The bright red balloon slipped out of the hands of her niece, but Carol was too busy talking with her two sisters to notice as it floated up, up and out of reach of the young child. Too young to speak, the baby was only able to tug on her aunt’s shirt and point up to the ceiling. Carol looked up and smiled. “Oh what a beautiful red balloon,” she exclaimed as she stood up to retrieve her niece’s pried possession.
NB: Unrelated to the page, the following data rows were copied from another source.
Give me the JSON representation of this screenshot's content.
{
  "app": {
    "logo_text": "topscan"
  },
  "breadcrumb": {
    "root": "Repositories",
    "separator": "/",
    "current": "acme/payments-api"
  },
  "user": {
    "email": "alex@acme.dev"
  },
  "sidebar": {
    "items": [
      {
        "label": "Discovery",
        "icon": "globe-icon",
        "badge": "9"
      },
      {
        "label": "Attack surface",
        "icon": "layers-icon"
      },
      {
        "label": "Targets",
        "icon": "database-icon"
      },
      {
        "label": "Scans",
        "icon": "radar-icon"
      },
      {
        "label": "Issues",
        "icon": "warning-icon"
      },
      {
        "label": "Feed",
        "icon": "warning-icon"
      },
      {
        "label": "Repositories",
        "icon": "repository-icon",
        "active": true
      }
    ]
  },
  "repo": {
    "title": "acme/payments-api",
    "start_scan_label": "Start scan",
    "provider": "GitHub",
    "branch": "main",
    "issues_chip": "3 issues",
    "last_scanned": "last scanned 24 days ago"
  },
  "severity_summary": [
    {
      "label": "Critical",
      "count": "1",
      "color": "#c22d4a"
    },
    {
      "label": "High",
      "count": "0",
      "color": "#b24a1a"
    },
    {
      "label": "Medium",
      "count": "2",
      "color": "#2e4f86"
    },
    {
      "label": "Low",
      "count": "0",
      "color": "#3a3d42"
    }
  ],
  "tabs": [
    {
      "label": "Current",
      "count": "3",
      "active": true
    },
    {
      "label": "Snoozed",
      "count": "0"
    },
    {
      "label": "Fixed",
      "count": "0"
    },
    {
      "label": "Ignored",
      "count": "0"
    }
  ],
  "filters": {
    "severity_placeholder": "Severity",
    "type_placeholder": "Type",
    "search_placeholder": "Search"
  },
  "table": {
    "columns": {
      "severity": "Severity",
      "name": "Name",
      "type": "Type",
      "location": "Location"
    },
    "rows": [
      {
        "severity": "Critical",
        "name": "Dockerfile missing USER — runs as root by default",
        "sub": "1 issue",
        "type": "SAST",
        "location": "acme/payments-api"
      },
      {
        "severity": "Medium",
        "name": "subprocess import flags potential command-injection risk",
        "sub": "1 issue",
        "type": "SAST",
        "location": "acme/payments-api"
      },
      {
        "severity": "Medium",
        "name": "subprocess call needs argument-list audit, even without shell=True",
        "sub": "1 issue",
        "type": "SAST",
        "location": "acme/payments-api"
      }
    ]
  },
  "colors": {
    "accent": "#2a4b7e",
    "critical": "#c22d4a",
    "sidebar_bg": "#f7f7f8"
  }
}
Barb was in the middle of another story about that jerk from work, so she was not aware of the red balloon that escaped the hands of her niece and drifted to the ceiling. Right at the climax of the story, Barb was interrupted by the child who was tugging on Carol’s shirt and pointing toward the sky. Barb looked up and frowned. “Jen, honey, you really should clean your ceilings,” she said to her younger sister. “That thing is filthy.”
Story #1 vs. Story #2
In the first time ever in the history of Story 1 vs Story 2 (and what a grand history it has been — 3 whole posts!) we the same occurrence told from the perspective of two participants. Same party, same sisters, same ceiling, same balloon.
One saw the balloon and smiled. The other saw the dirt on the ceiling and frowned.
It is a case of seeing the glass half full or half empty. A classic, if not overused, example, but an important reminder that how we tell the story is up to us. When something unexpected tugs on our shirt we can respond by seeing the dirt or by smiling at the shiny red balloon.